10U.K.In section 164L—

(a)after subsection (10) there is inserted—

(10A)For the purposes of this Chapter, where—

(a)a person has acquired any eligible shares in a qualifying company (“the acquired holding”) for a consideration which is treated as reduced under this Chapter by any amount (“the held-over gain”), and

(b)after that acquisition, he acquires eligible shares in a relevant company,

he shall not be regarded in relation to his acquisition of those shares in the relevant company as acquiring a qualifying investment for the purposes of section 164A.
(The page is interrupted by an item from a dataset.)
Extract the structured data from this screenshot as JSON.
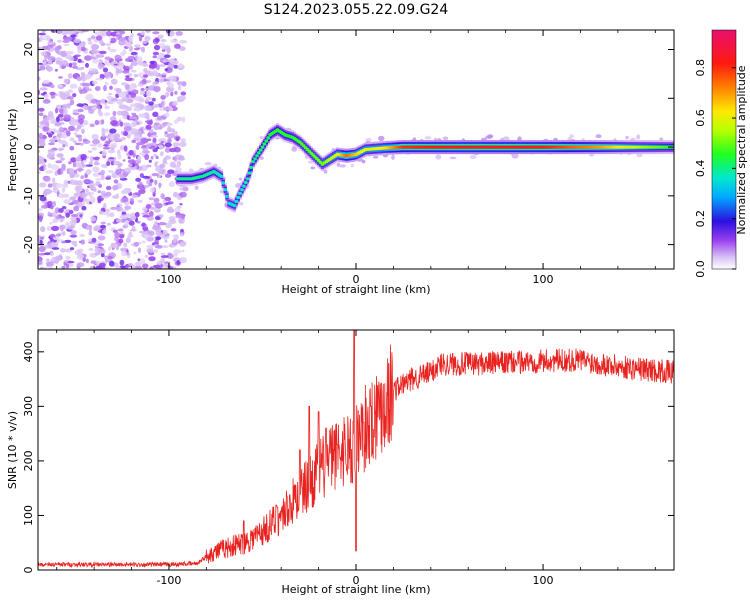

(10B)For the purposes of subsection (10A) above a company is a relevant company if—

(a)where that person has disposed of any of the acquired holding, it is the company in which the acquired holding has subsisted or a company which was a member of the same group of companies as that company at any time since the acquisition of the acquired holding,

(b)it is a company in relation to the disposal of any shares in which there has been a claim under this Chapter such that, without that or an equivalent claim, there would have been no held-over gain in relation to the acquired holding, or

(c)it is a company which, at the time of the disposal or acquisition to which the claim relates, was a member of the same group of companies as a company falling within paragraph (b) above, and

(b)in subsection (11), for the definition of “chargeable business assets” there is substituted—

chargeable business asset”, in relation to any company, means a chargeable asset (including goodwill but not including shares or securities or other assets held as investments) which is, or is an interest in, an asset used for the purposes of a trade, profession, vocation, office or employment carried on by—

(a)the individual acquiring the shares,

(b)any personal company of that individual,

(c)a member of a trading group of which the holding company is a personal company of that individual, or

(d)a partnership of which that individual is a member.

MiscellaneousU.K.

11U.K.In section 164N, after subsection (1) there is inserted—

(1A)Every asset of a company is for the purposes of this Chapter a chargeable asset of that company at any time, except one on the disposal of which by the company at that time no gain accruing to the company would be a chargeable gain.